A concept called “inflammaging theory” proposes that whatever steps are taken to reduce systemic inflammation in one’s body will allow a person to live longer and better. Spencer-Hwang says there are two ways to deal with how ACEs contribute to build up of systemic inflammation — reduce the number of ACEs, or mitigate the effect of the ACEs.
“Clearly, we will never be able to completely eliminate things like poverty, violence, broken families or chemical abuse,” Spencer-Hwang says. “But the lives of our centenarians show it may be possibile to reduce the ACE accumulated response. This is definitely an exciting area of potential research for our institution.”
“We are unaware of any studies done in a Blue Zone that looks at ACEs, lifespan and mitigating inflammation,” Spencer-Hwang says. “Loma Linda should be known as a community of resilience.”
The Adventist lifestyle is often presented to the public as a series of individual health practices — diet, exercise, fresh air and sunshine. Spencer-Hwang prefers a more integrated approach.

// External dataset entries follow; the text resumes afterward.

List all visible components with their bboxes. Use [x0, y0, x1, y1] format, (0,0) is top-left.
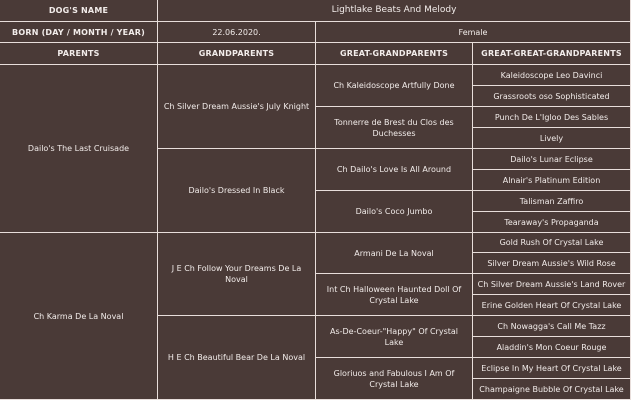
parent-sire: Dailo's The Last Cruisade	[0, 65, 158, 233]
dog-sex: Female	[316, 22, 631, 43]
great-great-grandparent-6: Alnair's Platinum Edition	[473, 170, 631, 191]
born-label: BORN (DAY / MONTH / YEAR)	[0, 22, 158, 43]
great-great-grandparent-16: Champaigne Bubble Of Crystal Lake	[473, 379, 631, 400]
great-great-grandparent-10: Silver Dream Aussie's Wild Rose	[473, 253, 631, 274]
grandparent-1: Ch Silver Dream Aussie's July Knight	[158, 65, 316, 149]
great-great-grandparent-8: Tearaway's Propaganda	[473, 212, 631, 233]
great-grandparent-3: Ch Dailo's Love Is All Around	[316, 149, 473, 191]
great-grandparent-1: Ch Kaleidoscope Artfully Done	[316, 65, 473, 107]
great-grandparent-8: Gloriuos and Fabulous I Am Of Crystal Lake	[316, 358, 473, 400]
great-great-grandparent-11: Ch Silver Dream Aussie's Land Rover	[473, 274, 631, 295]
great-great-grandparent-7: Talisman Zaffiro	[473, 191, 631, 212]
great-great-grandparent-15: Eclipse In My Heart Of Crystal Lake	[473, 358, 631, 379]
col-header-grandparents: GRANDPARENTS	[158, 43, 316, 65]
great-grandparent-4: Dailo's Coco Jumbo	[316, 191, 473, 233]
grandparent-2: Dailo's Dressed In Black	[158, 149, 316, 233]
great-great-grandparent-13: Ch Nowagga's Call Me Tazz	[473, 316, 631, 337]
col-header-great-great-grandparents: GREAT-GREAT-GRANDPARENTS	[473, 43, 631, 65]
dog-name: Lightlake Beats And Melody	[158, 0, 631, 22]
great-great-grandparent-2: Grassroots oso Sophisticated	[473, 86, 631, 107]
col-header-parents: PARENTS	[0, 43, 158, 65]
dog-name-label: DOG'S NAME	[0, 0, 158, 22]
great-grandparent-2: Tonnerre de Brest du Clos des Duchesses	[316, 107, 473, 149]
great-grandparent-5: Armani De La Noval	[316, 233, 473, 274]
great-great-grandparent-14: Aladdin's Mon Coeur Rouge	[473, 337, 631, 358]
grandparent-3: J E Ch Follow Your Dreams De La Noval	[158, 233, 316, 316]
parent-dam: Ch Karma De La Noval	[0, 233, 158, 400]
great-great-grandparent-3: Punch De L'Igloo Des Sables	[473, 107, 631, 128]
grandparent-4: H E Ch Beautiful Bear De La Noval	[158, 316, 316, 400]
great-grandparent-6: Int Ch Halloween Haunted Doll Of Crystal Lake	[316, 274, 473, 316]
great-great-grandparent-5: Dailo's Lunar Eclipse	[473, 149, 631, 170]
born-date: 22.06.2020.	[158, 22, 316, 43]
great-grandparent-7: As-De-Coeur-"Happy" Of Crystal Lake	[316, 316, 473, 358]
great-great-grandparent-4: Lively	[473, 128, 631, 149]
great-great-grandparent-9: Gold Rush Of Crystal Lake	[473, 233, 631, 253]
great-great-grandparent-12: Erine Golden Heart Of Crystal Lake	[473, 295, 631, 316]
col-header-great-grandparents: GREAT-GRANDPARENTS	[316, 43, 473, 65]
great-great-grandparent-1: Kaleidoscope Leo Davinci	[473, 65, 631, 86]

“No one has time in the day to address all the lifestyle factors individually,” she says. “The Adventist lifestyle brings many factors together synergistically. I don’t know anyone who can be perfect in every health practice. The wholistic approach allows you to live life rather than follow a formula.”
Spencer-Hwang presented her preliminary findings during the Healthy People 2017 conference held on campus as part of the One Homecoming weekend. What started as a side project with a group of student researchers will soon be published in the Permanente Journal. She’s also writing a book for parents, showing how to adopt the secrets of the centenarians into their families’ lives.
“Looking at younger families, you see a decreasing value in the things that centenarians valued,” Spencer-Hwang says. “There is such a crunch for time today. There is no downtime for kids, just a frenetic pace. I believe many of us need to reevaluate some of the choices we’re making and begin to place more value in time together with families.”
Spencer-Hwang suggests families schedule unstructured quality time in nature, and cook some simple meals together at home rather than grabbing takeout.
Spencer-Hwang would like to develop ways to creatively bring this information to the public. Her dream would be to develop a Center for Children in Loma Linda to conduct ground-breaking research and provide services. As for the next step in her research, she hopes to go to other Blue Zone regions in the world to uncover how centenarians in those places have coped with the life stresses they faced as children, which research suggests should have cut their life short.